Wockabye baby on the twee top, when the wind blows, the cwadle will wock. Then she kissed me on the cheek.
“Thank you, Zo-zo,” I told her. “Thank you very much.” She stared at me and, her eyes unwavering, climbed back down and wandered out of the room, still humming.
“I’m sorry,” Libby said with a pained look. “I think she was a little frightened by your . . . outburst.” I nodded, my eyelids already feeling heavy again. There was a ringing in my ears, and Nanny was saying be wary of the soup, but my stomach was growling and so I tuned out her voice.
“Nanny,” Libby said gently, “I’m sorry I lost control earlier. I’m the grownup here, and I shouldn’t have let my temper get the best of me. I want you to know that I’ve thought it over, and I know the best way to get you the help you need.”
“What?” I asked. “What do I need?”
“Remember how I asked you to trust me, way back when you first started?” I nodded in response. She’d asked me always to trust her—said she would never lie to me no matter who else did. “Well, now is one of those times you’ll need to put your faith in me, Nanny. Can you do that?” She reached out with one hand and stroked my hair, pushing the matted pieces back from my forehead. Her touch felt so cool and comforting on my hot, feverish face.
“Yes,” I said. And I really believed it. “Take care of me. I just want someone to care for me.”
“That’s why I’ve made a decision,” she said in that maplebutter voice. “You need more help than I can give you here, Nanny. You need to go to a place where there are loads of people who can help you. You will be safe, I promise. And we will all visit you until you’re well again.”
“Where are you taking me?” I asked. But inside, I had already said yes.
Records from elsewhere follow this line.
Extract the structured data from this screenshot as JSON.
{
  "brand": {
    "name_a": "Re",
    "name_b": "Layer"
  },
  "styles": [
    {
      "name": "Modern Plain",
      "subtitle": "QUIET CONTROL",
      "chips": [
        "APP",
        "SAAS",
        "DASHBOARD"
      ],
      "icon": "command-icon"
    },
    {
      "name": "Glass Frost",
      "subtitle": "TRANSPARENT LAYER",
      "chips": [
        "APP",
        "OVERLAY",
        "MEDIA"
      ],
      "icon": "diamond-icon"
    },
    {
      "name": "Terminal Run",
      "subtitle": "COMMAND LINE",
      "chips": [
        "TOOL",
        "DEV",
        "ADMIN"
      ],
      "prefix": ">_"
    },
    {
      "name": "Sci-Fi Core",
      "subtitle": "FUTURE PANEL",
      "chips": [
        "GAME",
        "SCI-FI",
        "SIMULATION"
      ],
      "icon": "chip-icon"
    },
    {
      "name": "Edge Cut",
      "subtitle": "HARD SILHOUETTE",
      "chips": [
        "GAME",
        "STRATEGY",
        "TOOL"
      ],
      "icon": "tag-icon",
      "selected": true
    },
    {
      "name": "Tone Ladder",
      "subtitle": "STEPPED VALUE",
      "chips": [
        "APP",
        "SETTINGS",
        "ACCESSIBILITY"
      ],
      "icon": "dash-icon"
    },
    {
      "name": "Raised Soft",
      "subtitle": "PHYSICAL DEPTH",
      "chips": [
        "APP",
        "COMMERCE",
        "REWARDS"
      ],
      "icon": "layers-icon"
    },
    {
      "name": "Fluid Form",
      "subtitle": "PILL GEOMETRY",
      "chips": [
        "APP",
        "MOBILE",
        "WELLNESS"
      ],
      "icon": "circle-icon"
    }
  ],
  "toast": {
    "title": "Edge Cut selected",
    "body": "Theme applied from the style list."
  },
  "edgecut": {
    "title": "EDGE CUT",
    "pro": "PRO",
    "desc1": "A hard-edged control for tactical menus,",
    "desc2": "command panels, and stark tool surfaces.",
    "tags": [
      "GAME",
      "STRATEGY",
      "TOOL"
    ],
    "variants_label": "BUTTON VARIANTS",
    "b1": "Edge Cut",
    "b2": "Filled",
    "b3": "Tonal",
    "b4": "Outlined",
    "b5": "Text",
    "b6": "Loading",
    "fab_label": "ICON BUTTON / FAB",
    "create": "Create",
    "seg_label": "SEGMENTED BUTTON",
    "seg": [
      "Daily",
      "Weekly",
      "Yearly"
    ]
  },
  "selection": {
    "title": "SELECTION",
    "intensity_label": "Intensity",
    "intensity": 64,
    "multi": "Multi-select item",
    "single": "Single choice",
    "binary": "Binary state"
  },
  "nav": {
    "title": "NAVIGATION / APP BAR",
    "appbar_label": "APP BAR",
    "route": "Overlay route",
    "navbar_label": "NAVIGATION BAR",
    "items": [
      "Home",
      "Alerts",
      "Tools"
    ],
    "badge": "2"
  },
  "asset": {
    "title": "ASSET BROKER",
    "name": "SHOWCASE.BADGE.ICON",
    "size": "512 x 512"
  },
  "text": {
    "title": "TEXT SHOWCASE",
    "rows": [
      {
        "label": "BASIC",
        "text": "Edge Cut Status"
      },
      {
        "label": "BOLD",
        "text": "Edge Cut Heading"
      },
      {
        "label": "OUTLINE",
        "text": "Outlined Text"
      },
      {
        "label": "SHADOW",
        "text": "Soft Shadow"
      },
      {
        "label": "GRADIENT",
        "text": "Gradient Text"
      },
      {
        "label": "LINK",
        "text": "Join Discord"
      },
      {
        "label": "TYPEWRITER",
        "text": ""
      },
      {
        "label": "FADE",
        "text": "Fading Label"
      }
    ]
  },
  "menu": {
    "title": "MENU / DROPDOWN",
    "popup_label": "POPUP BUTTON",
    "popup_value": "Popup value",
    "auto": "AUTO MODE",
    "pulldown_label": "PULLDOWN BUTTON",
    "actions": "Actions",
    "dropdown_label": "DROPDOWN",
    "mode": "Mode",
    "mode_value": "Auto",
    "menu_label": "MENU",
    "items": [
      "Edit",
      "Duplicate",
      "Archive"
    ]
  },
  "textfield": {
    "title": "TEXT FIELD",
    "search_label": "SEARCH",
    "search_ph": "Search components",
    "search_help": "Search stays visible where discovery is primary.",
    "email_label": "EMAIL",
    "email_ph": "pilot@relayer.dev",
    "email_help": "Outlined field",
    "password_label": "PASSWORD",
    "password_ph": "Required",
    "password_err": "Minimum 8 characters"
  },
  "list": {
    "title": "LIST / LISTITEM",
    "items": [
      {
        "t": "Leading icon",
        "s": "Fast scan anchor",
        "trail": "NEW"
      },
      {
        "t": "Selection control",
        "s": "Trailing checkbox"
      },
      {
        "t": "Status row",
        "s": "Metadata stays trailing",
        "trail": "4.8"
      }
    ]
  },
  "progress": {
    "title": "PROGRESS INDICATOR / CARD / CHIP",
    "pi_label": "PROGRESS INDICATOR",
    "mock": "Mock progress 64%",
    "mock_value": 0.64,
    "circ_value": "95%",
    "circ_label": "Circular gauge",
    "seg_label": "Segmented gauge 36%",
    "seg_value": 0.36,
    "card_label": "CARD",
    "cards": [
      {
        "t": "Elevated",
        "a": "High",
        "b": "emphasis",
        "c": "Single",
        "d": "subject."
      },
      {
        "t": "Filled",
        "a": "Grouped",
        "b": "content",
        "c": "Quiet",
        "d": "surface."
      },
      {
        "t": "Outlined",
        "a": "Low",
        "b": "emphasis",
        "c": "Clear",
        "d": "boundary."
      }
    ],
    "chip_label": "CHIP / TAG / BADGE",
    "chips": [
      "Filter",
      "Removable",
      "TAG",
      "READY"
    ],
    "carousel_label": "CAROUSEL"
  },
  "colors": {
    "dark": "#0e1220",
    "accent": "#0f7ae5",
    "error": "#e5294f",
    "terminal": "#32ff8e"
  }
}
It didn’t matter where I went, so long as I wouldn’t have to fight anymore.
“A very nice hospital called Richmond-Fost. You will have the best care there. We’ll pay for it, Walker and I. And it doesn’t even need to come out of your wages. You’re lucky you have us, Nanny. We have enough money to get you the proper care.”
“Will I come back to work someday?”
“Of course, darling. Someday when you’re well.” If there was a lie behind her words, I couldn’t find it. She kept stroking my hair soothingly.
“I’m not sick,” I protested feebly.
“You are, Nanny. But it’s not your fault. All the things that happened to you in your life . . . they would make anyone fragile.” She lingered on that last word, fragile, like she wanted me to really feel its implications.
“I don’t think I’m fragile,” I whispered weakly.
“But, darling, you are,” she said sweetly. “You’ve been having such a hard time, haven’t you?” Something in her voice made me want to agree with everything she said. I nodded in the direction of her voice, though I’d already leaned back against my pillows and closed my eyes again. Maybe she was right. Maybe I just needed someone to take care of me for a while.
“Eat this soup,” Libby told me, “and take that Valium. It’ll relax you. Tomorrow, we’ll take care of everything.” She rested the tray on the table next to my bedside and left the room. The door clicked behind her. I was too tired to check whether it was locked, and it didn’t matter anymore anyway. Even if I left, I had nowhere to go. It would be much easier, I thought, for Nanny to take the Valium.